Au New Yorker, la journaliste Sarah Larson, qui écrivait depuis longtemps des critiques musicales, ou de théâtre, prend désormais la plume, toutes les semaines, pour décortiquer «Atlanta Monster» ou «Heavy Weight» à la manière dont on critiquerait un film ou un roman. Mais elle nous confiait en novembre dernier, lors d’une interview à New York: «ce qui est bizarre c’est qu’avec les podcasts nous sommes à la fois face à du journalisme et face à un art. Nombre d’entre eux prennent des histoires vraies et les présentent de manière scénarisée, avec du storytelling, de la musique, pour produire un format pensé comme une œuvre. Les podcasts appartiennent à une zone grise», précise-t-elle.
 
Une partie seulement de la production de podcasts contient cette «promesse» d’une œuvre.
 
«Le Daily par exemple est merveilleusement produit, j’adore l’écouter», nous dit-elle à propos du podcast du New York Times, «mais il n’y a pas d’intention artistique».
 
Pour Sarah Larson, la promesse peut sans doute être repérée grâce à trois éléments: le sound design, l’intention, la réalisation. «Serial” et S-Town tendent en revanche vers l’oeuvre d’art. “Uncivil” de Gimlet, et “More Perfect aussi sans doute. Je mettrais aussi dans cette catégorie un podcast indépendant nommé “Nocturne. Le design sonore est très onirique, formidable. Je crois que l’on est tout juste en train de comprendre le pouvoir du podcast, de ce qu’il signifie pour nous.»

Une industrie émergente

Le fait que l’industrie du podcast ne soit pas encore tout à fait consolidée, tandis que les moyens de production peuvent en revanche être accessibles à tous, génèrent une situation paradoxale: n’importe qui peut faire un podcast (sans intention particulière) et la production éditoriale sur les podcasts vise d’abord à faire émerger l’industrie de manière consolidée: expliquer ses enjeux économiques et donner des recommandations.

«La barrière d’entrée pour un nouvel auditeur est assez haute», note Caroline Crampton dans le New Statesman où elle a commencé une chronique hebdomadaire sur les podcasts en octobre 2016«il faut se rendre compte de l’existence d’une émission, la chercher ensuite dans une application, mettre des écouteurs, puis consacrer une vingtaine de minutes à savoir si oui ou non ça vous plaît assez pour que vous écoutiez régulièrement. Il est difficile de partager de l’audio d’une manière facilement consommable sur Twitter ou Facebook (…) Les classements iTunes restent un élément clé pour que les auditeurs découvrent de nouvelles émissions et ce système favorise les émissions déjà importantes.»

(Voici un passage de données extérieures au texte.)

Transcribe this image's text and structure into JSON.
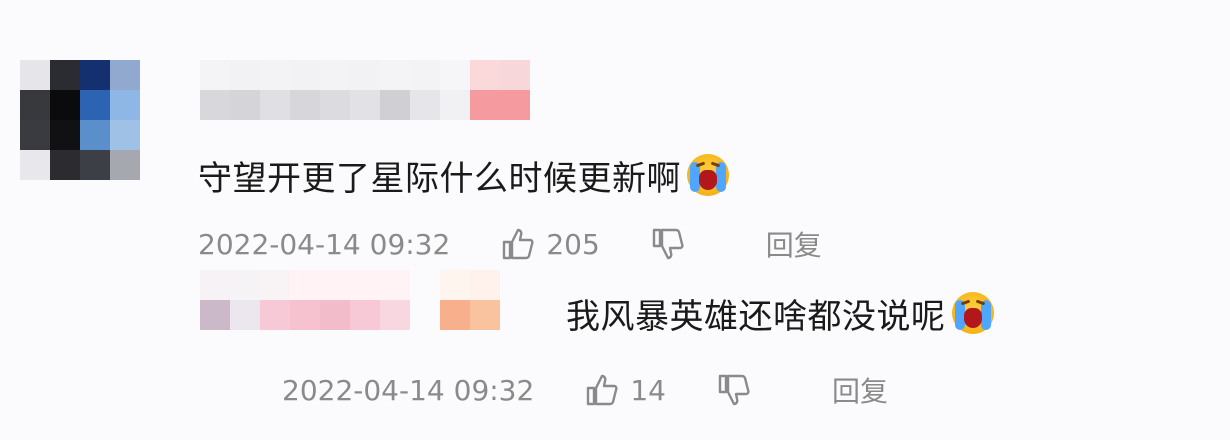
{
  "comments": [
    {
      "text": "守望开更了星际什么时候更新啊",
      "emoji": "crying-face",
      "date": "2022-04-14 09:32",
      "likes": "205",
      "reply_label": "回复"
    },
    {
      "text": "我风暴英雄还啥都没说呢",
      "emoji": "crying-face",
      "date": "2022-04-14 09:32",
      "likes": "14",
      "reply_label": "回复"
    }
  ],
  "colors": {
    "text": "#1a1a1a",
    "meta": "#8a8a8a",
    "background": "#fbfbfd"
  }
}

C’est d’ailleurs pour cela que tant d’initiatives visent à permettre une meilleure découvertedes podcasts, des apps se créent, aux États-Unis comme en France«Sur beaucoup de fronts, les podcasts sont encore en cours de maturation. La manière dont on écrit dessus n’est que l’un de ces fronts».

Et d’autres arts, comme les séries télé, ont pâti de ce manque de production critique avant les podcasts. Il y a peu, rappelait Johanna Zorn dans une tribune sur Medium, les chaînes câblées, HBO, Amazon et Netflix étaient ignorées des programmes culturels. «Ces jours-ci, l’art populaire que les critiques ignorent encore est la narration audio».